While I was in the cab on my way home, as the cab stopped at a traffic light, a young man thrust a bunch of these flowers into my face and insisted I do my good deed for the day and buy the bunch from him for INR 100. I pulled out a twenty and he gave me two flowers. They made for some pretty co-passengers.

I was terribly homesick when I left home to go to college. I was homesick through my first job and till the time I fell in love with work that occupied all my mind, so I could hardly breathe let alone moon about home.

My concept of home has changed frequently over the years. First, it stopped at the home my parents have built for my brother and me. ‘Home’ then expanded to the house I lived in with my flatmate.
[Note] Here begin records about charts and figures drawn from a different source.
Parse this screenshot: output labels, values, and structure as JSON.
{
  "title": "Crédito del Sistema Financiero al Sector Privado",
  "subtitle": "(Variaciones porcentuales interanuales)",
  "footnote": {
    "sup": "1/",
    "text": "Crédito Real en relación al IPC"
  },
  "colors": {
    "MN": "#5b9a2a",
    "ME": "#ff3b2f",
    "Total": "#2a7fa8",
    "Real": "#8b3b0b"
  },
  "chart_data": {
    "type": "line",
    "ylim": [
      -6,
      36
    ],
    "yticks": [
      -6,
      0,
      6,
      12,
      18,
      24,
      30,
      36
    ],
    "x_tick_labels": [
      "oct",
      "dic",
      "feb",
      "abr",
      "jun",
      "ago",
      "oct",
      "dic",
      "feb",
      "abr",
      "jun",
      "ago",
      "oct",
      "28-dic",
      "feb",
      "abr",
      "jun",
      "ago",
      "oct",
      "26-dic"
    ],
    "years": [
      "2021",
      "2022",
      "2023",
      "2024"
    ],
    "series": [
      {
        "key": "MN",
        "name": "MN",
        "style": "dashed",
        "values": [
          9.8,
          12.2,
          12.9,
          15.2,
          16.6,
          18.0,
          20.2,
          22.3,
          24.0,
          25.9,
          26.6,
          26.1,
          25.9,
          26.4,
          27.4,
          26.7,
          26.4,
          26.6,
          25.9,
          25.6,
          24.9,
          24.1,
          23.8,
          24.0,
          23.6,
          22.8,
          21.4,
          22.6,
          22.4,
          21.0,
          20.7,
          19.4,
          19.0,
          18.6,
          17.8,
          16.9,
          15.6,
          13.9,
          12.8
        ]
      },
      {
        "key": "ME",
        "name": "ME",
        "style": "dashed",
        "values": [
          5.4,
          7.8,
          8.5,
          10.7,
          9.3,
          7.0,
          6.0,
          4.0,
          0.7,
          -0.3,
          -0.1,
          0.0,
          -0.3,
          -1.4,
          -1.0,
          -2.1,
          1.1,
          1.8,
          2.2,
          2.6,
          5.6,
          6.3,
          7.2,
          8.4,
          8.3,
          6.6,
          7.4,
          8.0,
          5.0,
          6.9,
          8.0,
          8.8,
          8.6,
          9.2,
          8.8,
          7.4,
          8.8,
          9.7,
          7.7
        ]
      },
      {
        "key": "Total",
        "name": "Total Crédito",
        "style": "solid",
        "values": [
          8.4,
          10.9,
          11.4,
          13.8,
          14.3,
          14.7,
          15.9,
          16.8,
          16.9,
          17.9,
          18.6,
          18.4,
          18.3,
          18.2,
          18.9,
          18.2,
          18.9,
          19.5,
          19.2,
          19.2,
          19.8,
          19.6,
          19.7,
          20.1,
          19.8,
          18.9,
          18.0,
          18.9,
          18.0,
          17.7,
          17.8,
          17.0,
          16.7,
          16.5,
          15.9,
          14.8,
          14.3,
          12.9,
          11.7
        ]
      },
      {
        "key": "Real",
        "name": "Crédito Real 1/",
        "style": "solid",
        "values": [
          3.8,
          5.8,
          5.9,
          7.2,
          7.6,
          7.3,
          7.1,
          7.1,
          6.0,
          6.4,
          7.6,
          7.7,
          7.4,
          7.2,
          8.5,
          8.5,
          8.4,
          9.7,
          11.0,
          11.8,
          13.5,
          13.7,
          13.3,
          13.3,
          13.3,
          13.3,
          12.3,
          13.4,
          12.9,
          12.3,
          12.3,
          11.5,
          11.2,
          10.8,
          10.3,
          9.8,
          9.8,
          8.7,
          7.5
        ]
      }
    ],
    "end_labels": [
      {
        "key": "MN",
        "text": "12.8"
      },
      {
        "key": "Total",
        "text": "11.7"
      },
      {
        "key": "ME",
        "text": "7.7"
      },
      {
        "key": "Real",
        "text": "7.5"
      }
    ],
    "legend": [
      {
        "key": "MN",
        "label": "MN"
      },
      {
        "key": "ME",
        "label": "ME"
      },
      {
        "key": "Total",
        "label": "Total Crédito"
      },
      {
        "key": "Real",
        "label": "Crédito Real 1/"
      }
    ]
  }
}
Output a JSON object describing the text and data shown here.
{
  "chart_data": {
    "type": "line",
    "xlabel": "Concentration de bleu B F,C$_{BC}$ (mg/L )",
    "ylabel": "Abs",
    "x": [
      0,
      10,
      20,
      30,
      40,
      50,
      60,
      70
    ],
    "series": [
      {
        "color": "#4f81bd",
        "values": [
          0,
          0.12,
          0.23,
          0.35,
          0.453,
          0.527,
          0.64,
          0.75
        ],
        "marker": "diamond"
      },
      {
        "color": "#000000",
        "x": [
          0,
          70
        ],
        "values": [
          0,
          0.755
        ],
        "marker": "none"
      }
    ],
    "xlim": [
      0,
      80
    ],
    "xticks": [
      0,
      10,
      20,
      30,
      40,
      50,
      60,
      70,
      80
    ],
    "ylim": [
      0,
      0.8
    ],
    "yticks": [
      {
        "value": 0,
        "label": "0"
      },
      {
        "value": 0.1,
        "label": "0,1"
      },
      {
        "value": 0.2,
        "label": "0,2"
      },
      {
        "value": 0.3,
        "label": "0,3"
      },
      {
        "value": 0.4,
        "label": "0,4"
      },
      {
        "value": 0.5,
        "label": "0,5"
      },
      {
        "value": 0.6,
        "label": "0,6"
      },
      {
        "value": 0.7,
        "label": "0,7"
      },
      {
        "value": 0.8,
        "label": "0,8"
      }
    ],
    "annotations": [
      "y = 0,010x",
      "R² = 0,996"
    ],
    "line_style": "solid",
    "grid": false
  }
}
She became home so wherever we went became home.

With time, I stared associating the sense of nostalgic familiarity as home. Home was the favourite fragrance that always hinted at the smell of freshly cut grass in the bright light of a sunny day. Home grew to mean the song that reminded me of my dear friend’s wedding, because the memory of my friend’s happiness rinsed the rigours of the day. The whiff of humid air that plastered the face with the slickness of sweat as soon as I stepped out of the plane into Bombay was home. Home was a fluffy poodle emoji that signalled everything was healthy in a particular relationship, the safe haven of the emergency contact, the quiet knowledge that someone you trusted with all your heart existed in your world and chose to look out for you, through it all.

Home soon crystallized from all that was familiar to all that felt familiar. A cloud of longing for things as basic as a bookcase filled with beloved titles, the coldness of winter and the feeling of camaraderie to the notion of Paris and New York, the grandeur of Delhi, the time warp that is Calcutta, the organization of Chandigarh, the mystical charm of Jodhpur, the sacredness of Varanasi and all the tiny lines that speedily etched themselves on my brain as I saw more of the world, saw more in the world and saw myself for who I was, stripped of all the of all the pretence.

As I sat in the museum today while the class studied Raja Ravi Verma (he is so one dimension, he deserves a non blog post), I found myself thinking about home again.

Home is where the dendrites communicate with each other over synaptic lapses when I learn something new. Home is a chemical interaction. Home is only in my head.